2 Introduction to R

These notes introduce core R concepts you’ll use throughout the course.

Each section includes short explanations and runnable code.

Tip: You can run code line-by-line in RStudio with Ctrl+Enter (Windows) / Cmd+Enter (Mac).


2.1 Basic R Operations and Concepts

R works like a powerful calculator and a programming language. You type commands into the Console, and R evaluates them.

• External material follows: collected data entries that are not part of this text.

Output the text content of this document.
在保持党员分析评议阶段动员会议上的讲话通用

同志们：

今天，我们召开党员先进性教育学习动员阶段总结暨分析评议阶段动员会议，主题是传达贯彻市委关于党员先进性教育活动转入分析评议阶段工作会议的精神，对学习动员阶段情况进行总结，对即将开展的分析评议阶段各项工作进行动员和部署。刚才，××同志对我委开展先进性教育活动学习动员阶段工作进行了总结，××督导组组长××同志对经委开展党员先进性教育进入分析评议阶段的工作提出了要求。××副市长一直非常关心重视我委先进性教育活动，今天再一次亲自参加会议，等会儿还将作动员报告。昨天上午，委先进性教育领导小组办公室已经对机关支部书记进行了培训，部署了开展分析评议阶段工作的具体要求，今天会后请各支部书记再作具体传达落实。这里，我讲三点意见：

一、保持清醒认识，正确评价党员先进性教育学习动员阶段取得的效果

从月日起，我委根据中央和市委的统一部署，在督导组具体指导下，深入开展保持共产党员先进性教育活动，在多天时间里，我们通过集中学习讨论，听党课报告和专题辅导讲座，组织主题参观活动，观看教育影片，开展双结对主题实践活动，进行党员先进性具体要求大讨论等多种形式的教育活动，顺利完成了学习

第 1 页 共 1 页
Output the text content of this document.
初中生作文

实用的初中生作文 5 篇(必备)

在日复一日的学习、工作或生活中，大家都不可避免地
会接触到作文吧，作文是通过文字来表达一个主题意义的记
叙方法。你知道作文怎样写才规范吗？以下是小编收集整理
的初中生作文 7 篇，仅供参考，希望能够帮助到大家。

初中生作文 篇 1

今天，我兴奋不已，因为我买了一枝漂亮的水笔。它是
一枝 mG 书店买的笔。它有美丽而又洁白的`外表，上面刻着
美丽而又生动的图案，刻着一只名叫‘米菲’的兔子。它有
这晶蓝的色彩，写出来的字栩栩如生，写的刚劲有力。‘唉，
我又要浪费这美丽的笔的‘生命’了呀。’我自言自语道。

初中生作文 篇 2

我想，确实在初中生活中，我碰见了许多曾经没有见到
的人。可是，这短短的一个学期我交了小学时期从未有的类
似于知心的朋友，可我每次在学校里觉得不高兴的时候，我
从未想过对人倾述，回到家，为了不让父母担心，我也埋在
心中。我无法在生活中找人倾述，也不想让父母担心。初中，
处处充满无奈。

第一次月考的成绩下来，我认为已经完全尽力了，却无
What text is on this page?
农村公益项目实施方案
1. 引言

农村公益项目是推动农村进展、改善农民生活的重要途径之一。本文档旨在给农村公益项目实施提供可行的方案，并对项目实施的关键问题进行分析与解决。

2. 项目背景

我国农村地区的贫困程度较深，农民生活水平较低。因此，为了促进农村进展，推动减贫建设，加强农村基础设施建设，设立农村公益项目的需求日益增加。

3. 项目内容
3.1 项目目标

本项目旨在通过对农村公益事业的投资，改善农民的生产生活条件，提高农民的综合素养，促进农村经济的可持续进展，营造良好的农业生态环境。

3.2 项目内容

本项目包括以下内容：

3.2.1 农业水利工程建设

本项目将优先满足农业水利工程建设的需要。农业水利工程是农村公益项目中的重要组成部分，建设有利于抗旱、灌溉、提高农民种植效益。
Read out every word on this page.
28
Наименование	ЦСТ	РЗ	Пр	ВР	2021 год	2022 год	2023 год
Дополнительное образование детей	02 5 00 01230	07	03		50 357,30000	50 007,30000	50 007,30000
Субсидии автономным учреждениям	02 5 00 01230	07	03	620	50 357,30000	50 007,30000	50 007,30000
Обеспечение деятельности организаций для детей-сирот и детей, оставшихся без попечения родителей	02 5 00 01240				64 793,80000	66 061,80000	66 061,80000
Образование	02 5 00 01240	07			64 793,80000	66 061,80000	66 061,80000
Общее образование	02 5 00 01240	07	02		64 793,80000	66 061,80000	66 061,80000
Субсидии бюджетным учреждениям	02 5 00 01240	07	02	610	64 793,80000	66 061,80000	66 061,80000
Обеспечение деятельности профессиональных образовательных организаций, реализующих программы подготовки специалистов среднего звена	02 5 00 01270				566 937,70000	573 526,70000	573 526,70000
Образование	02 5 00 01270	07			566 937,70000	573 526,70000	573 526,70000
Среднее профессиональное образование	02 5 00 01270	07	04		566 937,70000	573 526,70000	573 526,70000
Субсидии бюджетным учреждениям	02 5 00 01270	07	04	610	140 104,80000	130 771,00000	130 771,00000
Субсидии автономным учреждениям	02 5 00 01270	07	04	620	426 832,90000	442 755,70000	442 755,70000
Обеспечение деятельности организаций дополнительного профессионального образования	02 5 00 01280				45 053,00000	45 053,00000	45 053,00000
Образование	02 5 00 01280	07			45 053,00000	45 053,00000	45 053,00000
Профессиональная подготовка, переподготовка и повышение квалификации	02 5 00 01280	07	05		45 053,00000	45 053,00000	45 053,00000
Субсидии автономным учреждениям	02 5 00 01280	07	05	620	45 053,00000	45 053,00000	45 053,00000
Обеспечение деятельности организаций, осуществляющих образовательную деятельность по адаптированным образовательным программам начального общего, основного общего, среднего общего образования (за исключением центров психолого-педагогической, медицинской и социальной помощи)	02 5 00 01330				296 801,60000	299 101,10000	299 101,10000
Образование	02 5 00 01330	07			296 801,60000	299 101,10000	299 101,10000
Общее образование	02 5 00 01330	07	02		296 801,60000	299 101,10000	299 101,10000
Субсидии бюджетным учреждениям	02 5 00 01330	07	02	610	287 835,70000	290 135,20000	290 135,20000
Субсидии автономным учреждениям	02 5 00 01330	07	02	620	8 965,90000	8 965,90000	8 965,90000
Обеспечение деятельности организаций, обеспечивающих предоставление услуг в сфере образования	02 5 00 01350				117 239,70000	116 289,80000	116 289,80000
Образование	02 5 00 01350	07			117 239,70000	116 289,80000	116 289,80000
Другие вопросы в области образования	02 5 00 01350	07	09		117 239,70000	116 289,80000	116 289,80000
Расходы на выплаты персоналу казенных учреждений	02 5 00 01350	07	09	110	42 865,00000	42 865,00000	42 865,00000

2.1.1 The Console and Scripts

  • Console: where commands run immediately.
  • Script (.R) / R Markdown (.Rmd): where you write reproducible work you can save and re-run.

In this course, most notes will be written in R Markdown (.Rmd), which combines text, code, and output in one document.


2.1.2 Comments

Use # to write comments. R ignores them.

# This is a comment
2 + 2
## [1] 4

2.1.3 Printing and Output

Typing an object name prints it. You can also use print().

x <- 10
x
## [1] 10
print(x)
## [1] 10

2.2 Arithmetic

R supports standard arithmetic operators:

  • Addition: +
  • Subtraction: -
  • Multiplication: *
  • Division: /
  • Exponentiation: ^
  • Integer division: %/%
  • Remainder (mod): %%
# Basic arithmetic
5 + 3
## [1] 8
10 - 4
## [1] 6
6 * 7
## [1] 42
20 / 5
## [1] 4
# Powers
2^5
## [1] 32
# Integer division and remainder
17 %/% 3
## [1] 5
17 %% 3
## [1] 2

These commands return numeric output immediately in the console.


2.2.1 Order of Operations

R follows standard order of operations. Use parentheses to be explicit.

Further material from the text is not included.